My bet is that TVs will soon start to have USB-C ports built-in (with whichever protocols they're willing to support). In the meantime, an adapter will do the trick; it can even live with the TV, since that's not meant to be portable.
Even Kaby Lake only supports HDMI 1.4, so there is no Intel-based laptop without a dedicated GPU on the market that is capable of HDMI 2.0. Your only choice is DisplayPort which you can use here via Thunderbolt 3.
I bought one in February. Horrible experience. It couldn't display any video in the browser without freezing. Apparently an intel driver issue. The solution was to manually install an unsupported version of the video driver from the intel website. That solved it but left me with an unstable wifi and a noisy fan. I had much better luck with the Lattitude E74xx series.
XPS is great, having said that I'm waiting for one with USB Type-C charging only and as far as I'm concerned it's time and all sockets should be USB Type-C. I have my Chromebook Pixel for 2 years now and I got used to plugging in a charger from either side.
If anyone cares, I just got a Toshiba Portege X30, it's the lightest machine that can be equipped with 32GB Ram, has 2 Thunderbolt 3 ports and a matte fhd touchscreen. Sadly only a dual core U processor (they launch quad-core U processors in just a few months)
I tried the XPS 15 Kaby Lake UHD touch version
- coil whine
- ctrl key on the most left part of the keyboard
- sound
- no notch for opening
- fan noise
- led bleeding
- touchpad
- surface coating
+ touch display
+ UHD/GPU/RAM/CPU
I'm looking for a (possibly) portable machine to do some deep learning exploration on. Would a developer edition of this with Ubuntu pre-installed, be a good choice? Is the NVidia powerful enough and accessible via drivers?
This is the laptop I have. The biggest (and the only) complaint is that after about 3 or 4 days of use the track pad stops scrolling and starts doing a "click-and-drag" instead. A restart takes care of this.
For $1500 I don't want to regularly spend 5-10 minutes fixing my trackpad, and the anguish of that task relative to the turning of the cosmos is irrelevant.
* Sound was choppy (driver-based issue), apparently this is again well-known: https://www.reddit.com/r/Dell/comments/5yvsng/xps_15_9560_au... there is no fix, the fix is to send it back (potentially also caused by Killer Wifi, Dell will never recognise that so you'll not get a WiFi card change)
* Mouse has a lag on the screen in 3D applications. Apparently, this is due to partially the XBox app that wants to record and isn't optimized to 4k + possibly McAfee + some other Dell boatware.
So, I returned the laptop. The 2nd thing in my life I ever returned. It was too much, and I wasn't sure I could fix all of the above in 2 weeks (return period in UK). I used Linux for my main OS, where everything but the space bar double-tap was a real issue. But that was painful. I was afraid that the replacement keyboard would be more or less the same. You can apparently just go to a random retailer, and it often double-taps there too (i.e. it will break). Worst about it is that Dell offered a BIOS update to "fix" this. The Dell Knowledge Base (KB) article detailing this has been pulled, BIOSes now come pre-updated (yes, I did update my BIOS, no, it did not fix it). When a BIOS update "fixes" such a basic hardware bug, you really ought to wonder about their quality control.

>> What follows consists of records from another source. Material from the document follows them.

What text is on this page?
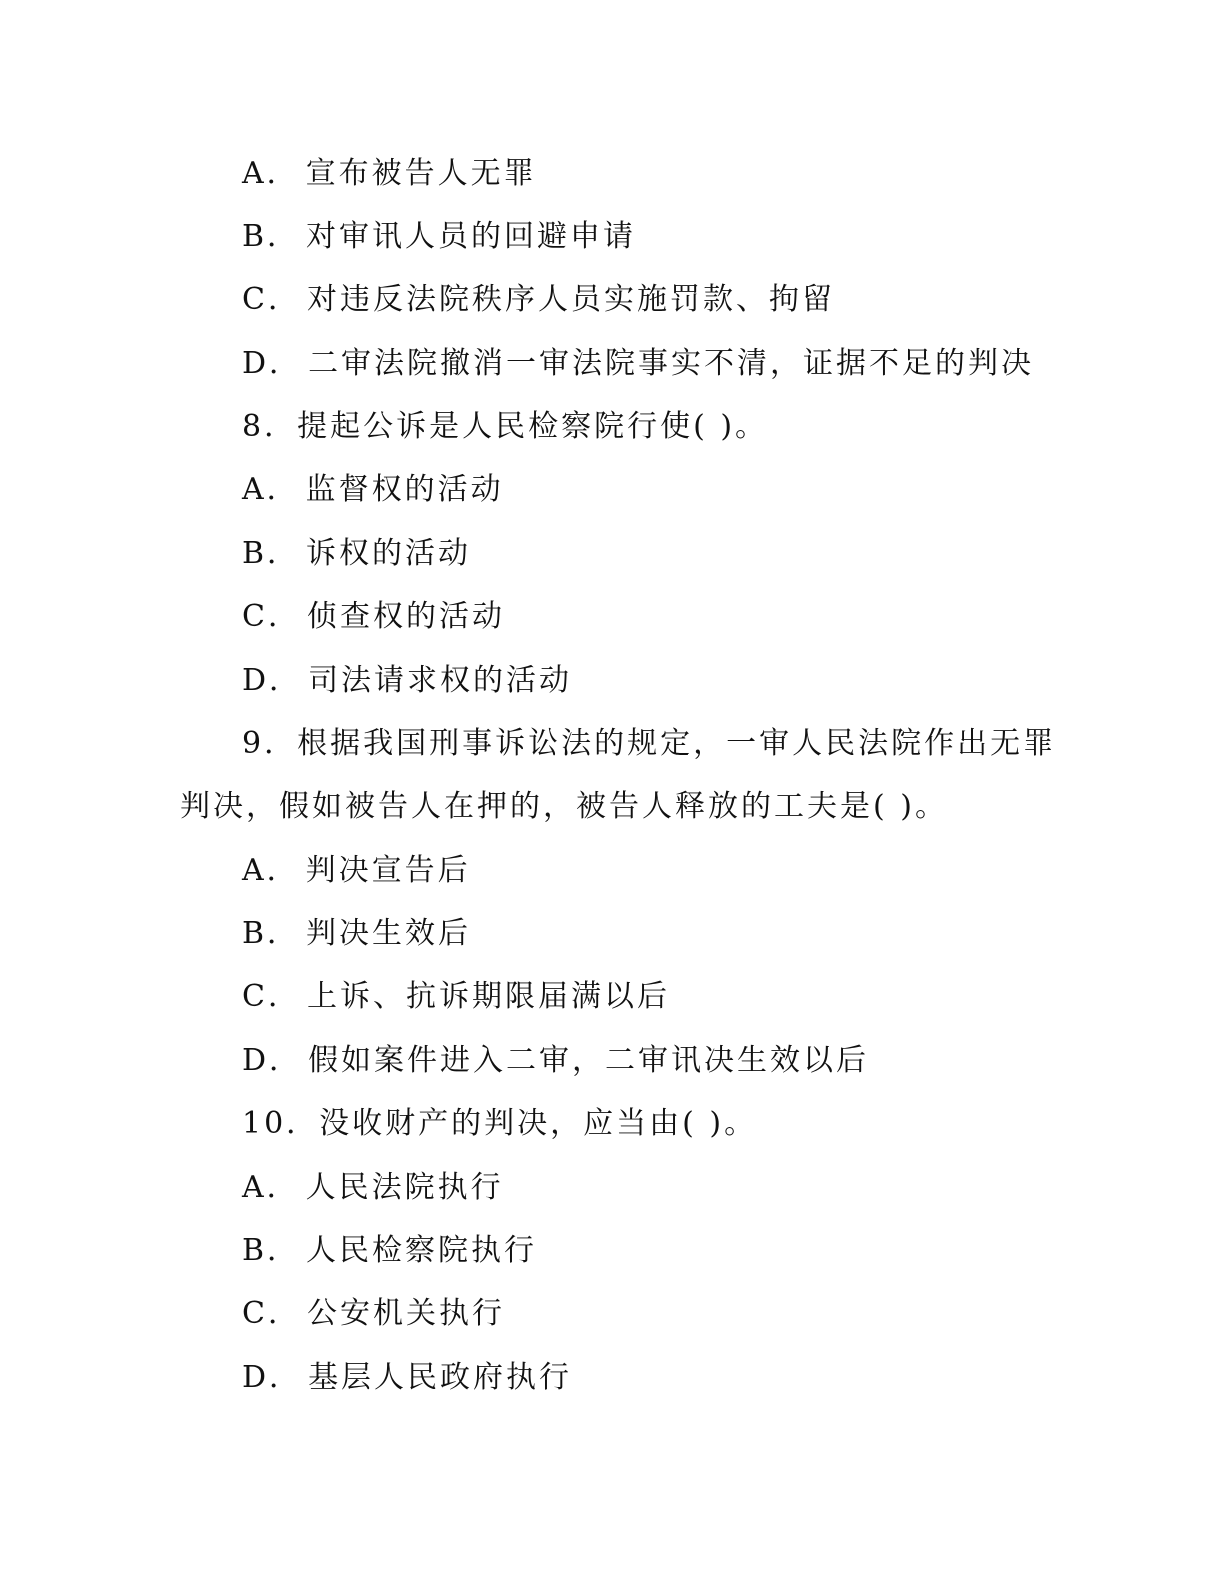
A． 宣布被告人无罪
B． 对审讯人员的回避申请
C． 对违反法院秩序人员实施罚款、拘留
D． 二审法院撤消一审法院事实不清，证据不足的判决
8．提起公诉是人民检察院行使( )。
A． 监督权的活动
B． 诉权的活动
C． 侦查权的活动
D． 司法请求权的活动
9．根据我国刑事诉讼法的规定，一审人民法院作出无罪
判决，假如被告人在押的，被告人释放的工夫是( )。
A． 判决宣告后
B． 判决生效后
C． 上诉、抗诉期限届满以后
D． 假如案件进入二审，二审讯决生效以后
10．没收财产的判决，应当由( )。
A． 人民法院执行
B． 人民检察院执行
C． 公安机关执行
D． 基层人民政府执行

I can't believe that a machine as high-end as this has all those bugs. I've had an Asus $400 boondoggle from Best Buy for 4 years now and the worst thing it does is occasionally unmount the optical drive. It seems like Dell just has very poor quality control.
I got a T470s for work and I can't recommend it. My current major issue is that the main screen attached to my docking station (Dell 4k 27") goes off for a second in random intervals. At some times as often as every minute, which makes it super annoying to work with it. After Win10 creators update I had another major issue where the video driver did not work anymore after standby. That was at least fixed with some driver updates. Besides that I experienced more bluescreens with it in 2 month than with any other PC that I owned.
Besides the stability issues the screen and the keyboard are quite good. However the touchpad is no comparison to the one on a Macbook. I can work without a mouse on a Macbook without missing anything, but not on the Lenovo. According to some reviews the T470 should be better in that area than the T470s, but I don't have one for comparison.
I have the older xps 15 9530. If you try to run any decent game (spec wise easy for the laptop to handle), it will throttle down to 10 fps or less within 5 minutes. When I contacted customer care, they said since this is an ultrabook, this is expected and that they couldn't do anything.
So, my advice would be to research thoroughly if you are buying an XPS for gaming.
I guess different people have different experiences. Googling "xps 9560 throttling" shows up quiet a few results which sounds very similar to what I face. For example, this is from the 4th link in my search result:
When I play a game (overwatch, fallout 4, gta v), after some time my gpu throttle and i lost between 20-30% fps. And after more time, my CPU throttle to aroung 0.80 ghz and I lost all my FPS, the game become unplayable.
I have an XPS 13 and the coil whine is one of the things that annoyed me the most, seems like they don't care at all. I've briefly used a Thinkpad and on that front is dead silent.
If they continue to provide a model with a Linux distribution installed, I would like to support them and purchase their products again, but that defect is the only thing I would like to see it fixed.
It's proven for me that they don't, as it's a long standing and massive problem. Consumers should stop buying poorly engineered/manufactured devices, that would be the reasonable reaction.
> If they continue to provide a model with a Linux distribution installed, I would like to support them and purchase their products again, but that defect is the only thing I would like to see it fixed
Normally Thinkpads support Linux very well though don't come with it preinstalled.
Had a Dell 7537 (non XPS) and it is honestly the worst machine I have ever used, from physical reliability (broken hinges and parts) through to flat out non-functional components including numerous issues with Wifi. After falling for the looks, I've vowed never to get a Dell again.
Dell is trash and thats why I will soon release www.shitdell.com - to let people around the world to know what kind of shitty product they are getting.
I'm from Brazil and over here everything that Dell sells is trash. Dell Inspiron's hinge breaks usually after 1 year, so you better buy an extended warranty... but why in the hell would you buy an middle to expensive notebook that you know it is made with bad quality and that you need to pay more for extended warranty?
Dell doesn't deserve to exist as a company and soon I will help more people learn about how trashy are Dell's products...
The import taxes are insane and, yes, I would agree that they are so high that they could generate the blue screen of death for some... but never heard of taxes causing hardware problems lol
A quick scan through the comments and you can see that Americans aren't that happy with Dell's hardware neither... and the hinge problem, tons of reports at Dell's USA community forum. So if I were you, would start getting careful with the hinge... or, like customer support from Dell suggested me one time: not open and close the notebook that much.
I can give many other examples with drivers support. For example, if I unplug the notebook from the dock the audio playback doesn't work again if I don't reboot the computer or remove/reinstall the driver.
It would ve nice to hear about a critical analysis in Linux.